Nous n’aimons pas la mort. Nous ne voulons même pas le nommer. La société espagnole, en général, la craint et la rejette, mais la pandémie nous a rappelé son existence au quotidien. Cependant, elle nous donne une opportunité : celle de faire un deuil précoce
C’est une occasion en or de préparer le terrain émotionnel et d’avoir des conversations honnêtes avec la famille et les amis qui sont plus âgés ou qui ont un mauvais pronostic.
Ce processus de deuil précoce contribuera à bannir la culpabilité et le remords qui vous rongent lorsque vous n’avez pas eu le temps ou le courage de dire la vérité.
Il s’agit de guérir les blessures, d’oublier les querelles, de communiquer la bonté ou simplement de montrer notre amour avant qu’il ne soit trop tard.
« Quand vous ne pouvez pas vous dire au revoir ou vous parler de près, la culpabilité est beaucoup plus grande, ce sont généralement des séquences qui restent de manière traumatisante », a déclaré à EFEsalud José González Fernández, psychologue de la santé, avocat et politologue, et coordinateur du programme de deuil Psicólogos sin Fronteras.
« Le deuil des morts de la pandémie a toutes les connotations d’un deuil traumatisant : ne pas pouvoir dire au revoir, ne pas exprimer ce que l’on ressentait, ne pas participer aux soins, et dans les moments les plus difficiles ne pas aller à la morgue.
« Et l’un des facteurs de protection face aux sentiments qui accompagnent le deuil (déni, colère, douleur…) est de pouvoir participer aux soins et aussi de pouvoir parler à la personne ou simplement être à ses côtés et lui toucher la main ».
Pour le spécialiste, la situation actuelle « devrait nous encourager à avoir des conversations plus directes » avec ceux qui, selon nous, pourraient nous quitter bientôt.
Le problème est qu’il est très difficile pour nous de franchir ce pas « et presque personne ne se sent capable de dire au revoir à une personne, mais c’est une bonne occasion d’être plus honnête dans la relation, de dire que vous l’aimez et aussi ce que vous lui reprochez.
Selon lui, la pandémie a mis sur la table que la mort « est un processus naturel de la vie et en tant que tel doit être affronté, mais notre société est thanatophobe : nous faisons de la mort un tabou.
Regarder la mort en face
Et plus on regarde la mort en face, « plus on digère naturellement ses émotions.
Il est utile « d’avoir des personnes avec qui vous pouvez partager vos émotions désagréables, ne pas en avoir la phobie parce qu’elles sont nécessaires … chaque processus de deuil comporte des moments de colère, de rage, de tristesse, d’envie, de culpabilité…. ».
Selon lui, la société espagnole a tendance à exagérer les émotions agréables et à dissimuler les désagréments et « si vous plongez dans les filets, on dirait que nous sommes en vacances toute la journée ».
« En fait, même l’émotion désagréable la moins sanctionnée par la société, la tristesse, est souvent diluée ou bloquée.
« Et ne pas montrer l’autre côté non seulement n’aide pas mais rend les choses plus difficiles. »
« D’un autre côté, faciliter le lien du deuil avec ses émotions les plus désagréables, c’est comme l’aider à vomir. »
Dans son livre « El Duelo.
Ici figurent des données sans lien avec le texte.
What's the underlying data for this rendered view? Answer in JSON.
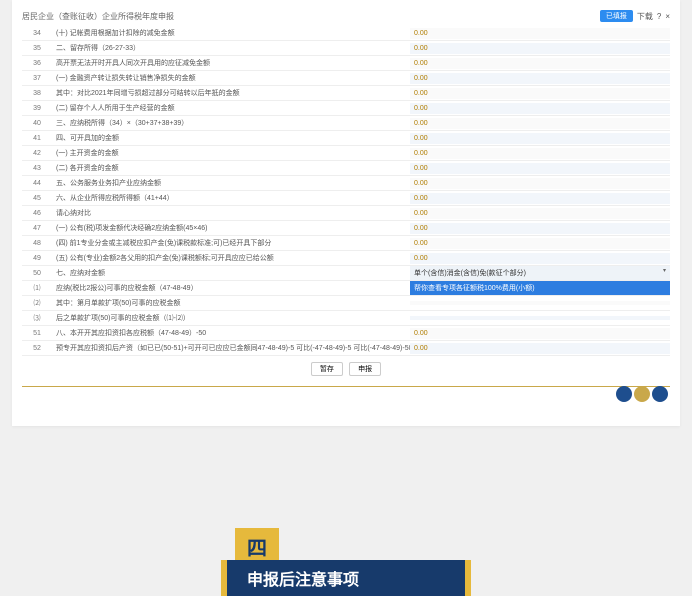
{
  "header": {
    "title": "居民企业（查账征收）企业所得税年度申报",
    "create_btn": "已填报",
    "reset": "下载",
    "help_icon": "?",
    "close_icon": "×"
  },
  "rows": [
    {
      "n": "34",
      "label": "(十) 记帐费用根据加计扣除的减免金额",
      "val": "0.00",
      "alt": false
    },
    {
      "n": "35",
      "label": "二、留存所得（26-27-33）",
      "val": "0.00",
      "alt": true
    },
    {
      "n": "36",
      "label": "高开票无法开时开具人同次开具用的应征减免金额",
      "val": "0.00",
      "alt": false
    },
    {
      "n": "37",
      "label": "(一) 金融资产转让损失转让销售净损失的金额",
      "val": "0.00",
      "alt": true
    },
    {
      "n": "38",
      "label": "其中：对比2021年同增亏损超过部分可结转以后年抵的金额",
      "val": "0.00",
      "alt": false
    },
    {
      "n": "39",
      "label": "(二) 留存个人人所用于生产经营的金额",
      "val": "0.00",
      "alt": true
    },
    {
      "n": "40",
      "label": "三、应纳税所得（34）×（30+37+38+39）",
      "val": "0.00",
      "alt": false
    },
    {
      "n": "41",
      "label": "四、可开具加的金额",
      "val": "0.00",
      "alt": true
    },
    {
      "n": "42",
      "label": "(一) 主开资金的金额",
      "val": "0.00",
      "alt": false
    },
    {
      "n": "43",
      "label": "(二) 各开资金的金额",
      "val": "0.00",
      "alt": true
    },
    {
      "n": "44",
      "label": "五、公务服务业务扣产业应纳金额",
      "val": "0.00",
      "alt": false
    },
    {
      "n": "45",
      "label": "六、从企业所得应税所得额（41+44）",
      "val": "0.00",
      "alt": true,
      "valClass": "alt"
    },
    {
      "n": "46",
      "label": "请心纳对比",
      "val": "0.00",
      "alt": false
    },
    {
      "n": "47",
      "label": "(一) 公有(税)项发金额代决经确2应纳金额(45×46)",
      "val": "0.00",
      "alt": true
    },
    {
      "n": "48",
      "label": "(四) 前1专业分金或主减税应扣产金(免)课税款标准;可)已经开具下部分",
      "val": "0.00",
      "alt": false
    },
    {
      "n": "49",
      "label": "(五) 公有(专业)金额2各父用的扣产金(免)课税额标;可开具应应已给公额",
      "val": "0.00",
      "alt": true
    },
    {
      "n": "50",
      "label": "七、应纳对金额",
      "val": "单个(含信)消金(含信)免(款征个部分)",
      "alt": false,
      "valClass": "dropdown"
    },
    {
      "n": "⑴",
      "label": "应纳(税比2报公)可事的应税金额（47-48-49）",
      "val": "帮你查看专项各征额税100%费用(小额)",
      "alt": true,
      "valClass": "highlight"
    },
    {
      "n": "⑵",
      "label": "其中：第月单款扩项(50)可事的应税金额",
      "val": "",
      "alt": false
    },
    {
      "n": "⑶",
      "label": "后之单款扩项(50)可事的应税金额（⑴-⑵）",
      "val": "",
      "alt": true
    },
    {
      "n": "51",
      "label": "八、本开开其应扣资扣各应税额（47-48-49）-50",
      "val": "0.00",
      "alt": false
    },
    {
      "n": "52",
      "label": "预专开其应扣资扣后产资（如已已(50-51)+可开可已应应已金额同47-48-49)-5 可比(-47-48-49)-5 可比(-47-48-49)-50-55-56",
      "val": "0.00",
      "alt": true
    }
  ],
  "footer": {
    "save": "暂存",
    "submit": "申报"
  },
  "dots": [
    "blue",
    "gold",
    "blue"
  ],
  "section": {
    "num": "四",
    "title": "申报后注意事项"
  }
}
Crecer en la Pérdida » (RBA), écrit avec le neuropsychologue Manuel Nevado Rey, explique que dans un deuil, les « cannes » sont aussi nécessaires pour faire face aux émotions que celles de la connexion vitale ».
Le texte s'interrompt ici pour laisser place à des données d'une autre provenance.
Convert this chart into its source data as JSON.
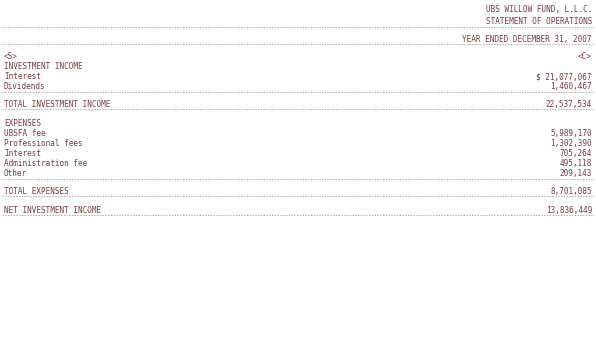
{
  "title_right1": "UBS WILLOW FUND, L.L.C.",
  "title_right2": "STATEMENT OF OPERATIONS",
  "period_label": "YEAR ENDED DECEMBER 31, 2007",
  "col_left": "<S>",
  "col_right": "<C>",
  "section1_header": "INVESTMENT INCOME",
  "income_items": [
    [
      "Interest",
      "$ 21,077,067"
    ],
    [
      "Dividends",
      "1,460,467"
    ]
  ],
  "total_income_label": "TOTAL INVESTMENT INCOME",
  "total_income_value": "22,537,534",
  "section2_header": "EXPENSES",
  "expense_items": [
    [
      "UBSFA fee",
      "5,989,170"
    ],
    [
      "Professional fees",
      "1,302,390"
    ],
    [
      "Interest",
      "705,264"
    ],
    [
      "Administration fee",
      "495,118"
    ],
    [
      "Other",
      "209,143"
    ]
  ],
  "total_expenses_label": "TOTAL EXPENSES",
  "total_expenses_value": "8,701,085",
  "net_income_label": "NET INVESTMENT INCOME",
  "net_income_value": "13,836,449",
  "bg_color": "#ffffff",
  "text_color": "#7B3B3B",
  "dash_color": "#9B7B7B",
  "font_size": 5.5
}
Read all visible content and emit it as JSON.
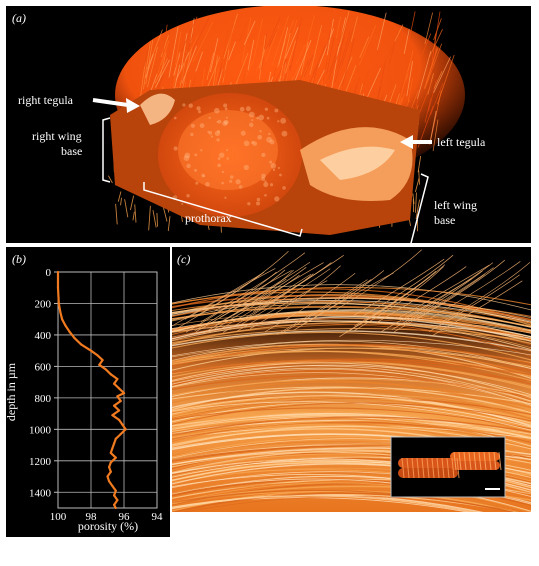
{
  "panels": {
    "a": {
      "tag": "(a)",
      "labels": {
        "right_tegula": "right tegula",
        "right_wing_base_line1": "right wing",
        "right_wing_base_line2": "base",
        "left_tegula": "left tegula",
        "prothorax": "prothorax",
        "left_wing_base_line1": "left wing",
        "left_wing_base_line2": "base"
      }
    },
    "b": {
      "tag": "(b)"
    },
    "c": {
      "tag": "(c)"
    }
  },
  "colors": {
    "background": "#000000",
    "orange": "#ff7a1a",
    "deep_orange": "#e8420a",
    "pale_orange": "#ffd29a",
    "curve": "#f07a1f",
    "annotation": "#ffffff"
  },
  "chart_data": {
    "type": "line",
    "xlabel": "porosity (%)",
    "ylabel": "depth in µm",
    "xlim": [
      100,
      94
    ],
    "ylim": [
      1500,
      0
    ],
    "x_ticks": [
      "100",
      "98",
      "96",
      "94"
    ],
    "y_ticks": [
      "0",
      "200",
      "400",
      "600",
      "800",
      "1000",
      "1200",
      "1400"
    ],
    "x_reversed": true,
    "grid": true,
    "series": [
      {
        "points": [
          [
            100.0,
            0
          ],
          [
            100.0,
            100
          ],
          [
            99.95,
            200
          ],
          [
            99.85,
            260
          ],
          [
            99.75,
            300
          ],
          [
            99.55,
            340
          ],
          [
            99.3,
            380
          ],
          [
            99.0,
            420
          ],
          [
            98.6,
            460
          ],
          [
            98.0,
            500
          ],
          [
            97.6,
            530
          ],
          [
            97.3,
            560
          ],
          [
            97.5,
            590
          ],
          [
            97.1,
            620
          ],
          [
            96.8,
            650
          ],
          [
            96.4,
            680
          ],
          [
            96.6,
            710
          ],
          [
            96.3,
            740
          ],
          [
            96.0,
            770
          ],
          [
            96.4,
            790
          ],
          [
            96.2,
            820
          ],
          [
            96.6,
            850
          ],
          [
            96.3,
            880
          ],
          [
            96.7,
            910
          ],
          [
            96.3,
            940
          ],
          [
            96.1,
            970
          ],
          [
            95.9,
            1000
          ],
          [
            96.2,
            1030
          ],
          [
            96.5,
            1060
          ],
          [
            96.6,
            1090
          ],
          [
            96.7,
            1120
          ],
          [
            96.8,
            1150
          ],
          [
            96.5,
            1180
          ],
          [
            96.8,
            1210
          ],
          [
            96.9,
            1240
          ],
          [
            96.8,
            1270
          ],
          [
            97.0,
            1300
          ],
          [
            96.9,
            1330
          ],
          [
            96.7,
            1360
          ],
          [
            96.5,
            1390
          ],
          [
            96.6,
            1420
          ],
          [
            96.4,
            1450
          ],
          [
            96.6,
            1480
          ],
          [
            96.5,
            1500
          ]
        ]
      }
    ]
  }
}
« Mais dans notre société, il y a généralement beaucoup plus de volontaires pour ces derniers ».
Le travail comprend des exercices et des dynamiques pour faire face à cette étape et approfondit les racines du deuil du couple, du deuil des enfants, du deuil de la mort ou du deuil migratoire.
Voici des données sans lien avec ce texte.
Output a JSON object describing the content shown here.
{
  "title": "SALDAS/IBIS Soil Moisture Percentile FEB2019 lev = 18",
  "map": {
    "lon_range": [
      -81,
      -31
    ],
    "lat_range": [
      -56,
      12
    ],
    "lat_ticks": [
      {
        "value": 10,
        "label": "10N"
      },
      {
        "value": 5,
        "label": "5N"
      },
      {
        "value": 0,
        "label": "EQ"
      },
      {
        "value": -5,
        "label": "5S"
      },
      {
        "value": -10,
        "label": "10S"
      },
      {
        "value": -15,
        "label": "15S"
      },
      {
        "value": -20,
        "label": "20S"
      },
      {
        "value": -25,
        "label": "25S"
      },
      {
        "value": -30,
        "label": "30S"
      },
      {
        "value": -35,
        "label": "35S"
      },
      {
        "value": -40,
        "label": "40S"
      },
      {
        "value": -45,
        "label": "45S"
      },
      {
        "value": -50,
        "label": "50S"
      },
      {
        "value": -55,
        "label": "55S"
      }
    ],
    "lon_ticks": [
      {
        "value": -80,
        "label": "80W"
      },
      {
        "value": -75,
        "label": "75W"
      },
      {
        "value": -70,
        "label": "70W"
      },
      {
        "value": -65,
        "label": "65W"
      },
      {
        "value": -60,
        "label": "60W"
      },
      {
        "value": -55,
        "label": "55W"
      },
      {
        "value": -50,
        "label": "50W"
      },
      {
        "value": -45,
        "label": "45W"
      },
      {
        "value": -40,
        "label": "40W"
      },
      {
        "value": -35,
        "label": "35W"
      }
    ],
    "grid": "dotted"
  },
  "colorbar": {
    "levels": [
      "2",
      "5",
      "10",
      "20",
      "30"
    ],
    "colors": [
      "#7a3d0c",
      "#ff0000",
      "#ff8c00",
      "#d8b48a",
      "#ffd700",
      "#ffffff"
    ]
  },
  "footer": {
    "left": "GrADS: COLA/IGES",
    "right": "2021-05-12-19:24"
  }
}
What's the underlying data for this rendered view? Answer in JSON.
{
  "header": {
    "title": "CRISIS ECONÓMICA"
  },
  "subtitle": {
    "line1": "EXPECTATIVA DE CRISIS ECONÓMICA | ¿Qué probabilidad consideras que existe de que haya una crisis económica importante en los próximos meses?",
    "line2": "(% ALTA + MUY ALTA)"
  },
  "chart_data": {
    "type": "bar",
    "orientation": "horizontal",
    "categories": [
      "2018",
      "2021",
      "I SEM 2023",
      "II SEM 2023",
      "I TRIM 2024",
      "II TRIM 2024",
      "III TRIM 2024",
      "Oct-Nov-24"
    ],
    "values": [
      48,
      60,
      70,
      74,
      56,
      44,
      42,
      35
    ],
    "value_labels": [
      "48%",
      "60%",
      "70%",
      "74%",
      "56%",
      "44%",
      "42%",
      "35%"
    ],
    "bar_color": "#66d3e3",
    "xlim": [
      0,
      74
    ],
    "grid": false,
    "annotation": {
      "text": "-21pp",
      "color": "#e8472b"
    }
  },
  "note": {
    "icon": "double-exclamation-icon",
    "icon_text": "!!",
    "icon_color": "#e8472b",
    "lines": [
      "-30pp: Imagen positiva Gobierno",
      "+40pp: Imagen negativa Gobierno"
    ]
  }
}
Il contient également des conseils pour les personnes qui accompagnent le défunt.
Il souligne, par exemple, des phrases « inutiles » et très courantes : « Je sais ce que vous ressentez » ; « Maintenant vous vous reposez tous les deux » ; « Vous le porterez bien, vous êtes forts » ; « Heureusement que vous avez des enfants et ils vous aideront » ; « Cela aurait pu être pire » ; « Nous ne sommes personne » ; « Le temps guérit tout »…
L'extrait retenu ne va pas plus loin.